THEORETICAL DRAWDOWN OF A HORIZONTAL WATER WELL WITHIN A DEEP CONFINED CLASTIC AQUIFER

Horizontal well drilling was developed in the petroleum industry to obtain oil from thin reservoir units that otherwise produce low yield. Horizontal drilling can possibly provide an increase in well productivity and a higher yield of petroleum recovery than can be obtained from a vertical well. Horizontal drilling has been recently applied to the exploitation of groundwater and its use represents the cutting edge of techniques for the water well industry. Understanding and predicting the impact of pumping horizontal wells in a confined aquifer can be complex because horizontal well geometries are similar to partially penetrating vertical wells and horizontal well functions have not been adequately developed. This study focuses on the geometry of the drawdown of a horizontal water well due to high volume pumpage from a deep confined clastic aquifer.

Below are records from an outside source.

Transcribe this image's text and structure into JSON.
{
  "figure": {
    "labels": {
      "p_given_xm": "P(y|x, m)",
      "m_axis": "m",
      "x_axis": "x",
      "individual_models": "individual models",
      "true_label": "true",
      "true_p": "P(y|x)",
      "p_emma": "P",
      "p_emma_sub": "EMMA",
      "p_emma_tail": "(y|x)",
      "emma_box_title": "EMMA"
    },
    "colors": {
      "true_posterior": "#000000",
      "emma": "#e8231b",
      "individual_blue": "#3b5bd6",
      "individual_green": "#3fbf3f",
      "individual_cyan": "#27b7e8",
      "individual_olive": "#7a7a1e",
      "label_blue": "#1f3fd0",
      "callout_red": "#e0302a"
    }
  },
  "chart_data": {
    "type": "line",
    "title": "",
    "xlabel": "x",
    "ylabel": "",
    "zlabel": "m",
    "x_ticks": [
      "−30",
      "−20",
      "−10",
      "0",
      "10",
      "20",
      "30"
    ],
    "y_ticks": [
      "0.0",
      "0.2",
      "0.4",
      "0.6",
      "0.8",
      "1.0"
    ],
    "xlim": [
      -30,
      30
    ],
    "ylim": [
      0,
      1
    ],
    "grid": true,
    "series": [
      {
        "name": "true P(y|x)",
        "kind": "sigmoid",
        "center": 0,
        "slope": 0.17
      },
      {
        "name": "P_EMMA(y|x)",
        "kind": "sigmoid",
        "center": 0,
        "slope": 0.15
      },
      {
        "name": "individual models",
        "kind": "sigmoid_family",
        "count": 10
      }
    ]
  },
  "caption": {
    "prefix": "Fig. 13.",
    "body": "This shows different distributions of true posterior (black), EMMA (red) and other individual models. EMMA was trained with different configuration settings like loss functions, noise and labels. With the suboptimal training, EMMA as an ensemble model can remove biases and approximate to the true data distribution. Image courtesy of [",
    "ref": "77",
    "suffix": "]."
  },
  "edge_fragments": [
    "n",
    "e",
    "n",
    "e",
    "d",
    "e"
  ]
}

Several mathematical formulae for the determination of drawdown for a partially penetrating well in a confined aquifer were analyzed to see if they could be applied to a horizontal well. Hantush’s method of drawdown for a collecting well was also considered. A small-scale physical model representing a deep sand aquifer confined by clay was constructed to support the mathematical analysis. The model includes small fully penetrating monitoring wells placed around the pumping well to monitor the potentiometric surface changes. Another small-scale model with partially penetrating monitoring wells was used to compare the results from the first model. The simulated aquifer was pressurized to observe the changes in the potentiometric surface while the horizontal well was pumped at a constant rate. Data were then applied using the Theis method to show the change in drawdown with respect to time and compared to the Theis curve for a vertical partially penetrating well.